Die vereinte Dienstleistungsgewerkschaft ver.di hat die städtischen Beschäftigten in Kindertagesstätten und anderen Einrichtungen des Sozial- und Erziehungsdienstes für Mittwoch, den 6. Mai 2009, zu einem Warnstreik aufgerufen. Die Stadt Gelsenkirchen weist deshalb alle betroffenen Eltern und Erziehungsberechtigten darauf hin, dass dadurch in den 48 städtischen Kindertageseinrichtungen und in der außerschulischen Tagesbetreuung an der Bergmannsglückstraße ab 14 Uhr keine Betreuung stattfinden kann. Die Einrichtung von Notgruppen ist nicht möglich.
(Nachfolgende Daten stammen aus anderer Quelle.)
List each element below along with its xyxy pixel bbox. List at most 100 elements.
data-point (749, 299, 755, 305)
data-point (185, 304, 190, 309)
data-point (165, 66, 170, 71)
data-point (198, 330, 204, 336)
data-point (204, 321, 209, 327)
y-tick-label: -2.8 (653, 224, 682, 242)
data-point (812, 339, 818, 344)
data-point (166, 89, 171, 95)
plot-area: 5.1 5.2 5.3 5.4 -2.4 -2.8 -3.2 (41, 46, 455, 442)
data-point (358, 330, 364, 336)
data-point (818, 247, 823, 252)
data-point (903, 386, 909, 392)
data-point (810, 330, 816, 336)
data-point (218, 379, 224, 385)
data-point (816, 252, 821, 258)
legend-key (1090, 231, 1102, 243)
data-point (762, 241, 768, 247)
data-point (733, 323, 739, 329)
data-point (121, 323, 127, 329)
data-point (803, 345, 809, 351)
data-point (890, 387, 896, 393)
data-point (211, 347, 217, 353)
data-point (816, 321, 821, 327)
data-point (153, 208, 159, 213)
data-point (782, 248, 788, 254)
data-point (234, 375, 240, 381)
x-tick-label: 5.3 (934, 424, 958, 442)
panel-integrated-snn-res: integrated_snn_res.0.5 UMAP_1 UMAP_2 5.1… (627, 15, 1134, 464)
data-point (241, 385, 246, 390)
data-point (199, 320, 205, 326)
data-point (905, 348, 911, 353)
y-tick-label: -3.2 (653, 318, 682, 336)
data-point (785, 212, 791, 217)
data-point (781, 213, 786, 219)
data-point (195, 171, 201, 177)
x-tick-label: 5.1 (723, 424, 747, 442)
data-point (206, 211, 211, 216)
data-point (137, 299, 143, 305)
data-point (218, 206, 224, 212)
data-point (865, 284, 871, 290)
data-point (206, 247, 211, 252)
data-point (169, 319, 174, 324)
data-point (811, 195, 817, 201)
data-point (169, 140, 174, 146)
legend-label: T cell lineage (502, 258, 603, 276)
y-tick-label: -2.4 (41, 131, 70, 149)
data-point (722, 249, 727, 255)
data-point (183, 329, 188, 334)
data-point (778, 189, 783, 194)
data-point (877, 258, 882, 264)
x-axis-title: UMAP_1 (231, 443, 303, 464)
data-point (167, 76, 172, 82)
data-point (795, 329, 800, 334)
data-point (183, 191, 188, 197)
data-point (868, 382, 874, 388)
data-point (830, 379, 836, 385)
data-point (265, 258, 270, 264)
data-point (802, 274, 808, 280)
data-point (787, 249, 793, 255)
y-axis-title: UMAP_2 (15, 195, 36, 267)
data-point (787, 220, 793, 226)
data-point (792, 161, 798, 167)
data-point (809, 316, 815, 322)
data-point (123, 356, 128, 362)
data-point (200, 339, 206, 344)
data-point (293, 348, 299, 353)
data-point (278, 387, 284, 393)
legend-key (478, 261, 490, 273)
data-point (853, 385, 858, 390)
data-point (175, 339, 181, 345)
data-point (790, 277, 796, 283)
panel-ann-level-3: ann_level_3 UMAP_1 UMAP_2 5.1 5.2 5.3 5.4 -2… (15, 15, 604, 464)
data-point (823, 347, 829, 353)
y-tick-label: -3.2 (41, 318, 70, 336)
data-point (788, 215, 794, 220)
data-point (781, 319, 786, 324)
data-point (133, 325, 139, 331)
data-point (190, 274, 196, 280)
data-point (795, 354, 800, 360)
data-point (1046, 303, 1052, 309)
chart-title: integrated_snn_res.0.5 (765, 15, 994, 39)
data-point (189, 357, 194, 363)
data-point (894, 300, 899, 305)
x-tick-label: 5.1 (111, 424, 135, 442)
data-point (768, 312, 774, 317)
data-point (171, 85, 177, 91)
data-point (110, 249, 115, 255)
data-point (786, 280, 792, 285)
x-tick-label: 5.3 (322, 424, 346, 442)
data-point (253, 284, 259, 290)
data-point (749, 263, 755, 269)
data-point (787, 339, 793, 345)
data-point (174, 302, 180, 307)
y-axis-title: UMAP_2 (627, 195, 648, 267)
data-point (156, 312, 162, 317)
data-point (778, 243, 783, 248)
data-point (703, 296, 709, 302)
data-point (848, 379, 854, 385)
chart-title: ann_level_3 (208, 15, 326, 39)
Auch Termine, die für den Nachmittag mit dem Referat Erziehung und Bildung vereinbart worden sind, können nicht eingehalten werden.
Auch in Dortmund ist mit Beeinträchtigungen zu rechnen:
Seitens der Gewerkschaft ver.di werden Beschäftigte der Stadt Dortmund im Bereich „Sozial- und Erziehungsdienst“ zur Teilnahme an einem ganztägigen Warnstreik am Mittwoch, 6. Mai, aufgerufen. Beeinträchtigungen im Bereich der Kinderbetreuung sind nicht auszuschließen. Wie viele Beschäftigte diesem Aufruf tatsächlich folgen werden, ist nicht bekannt.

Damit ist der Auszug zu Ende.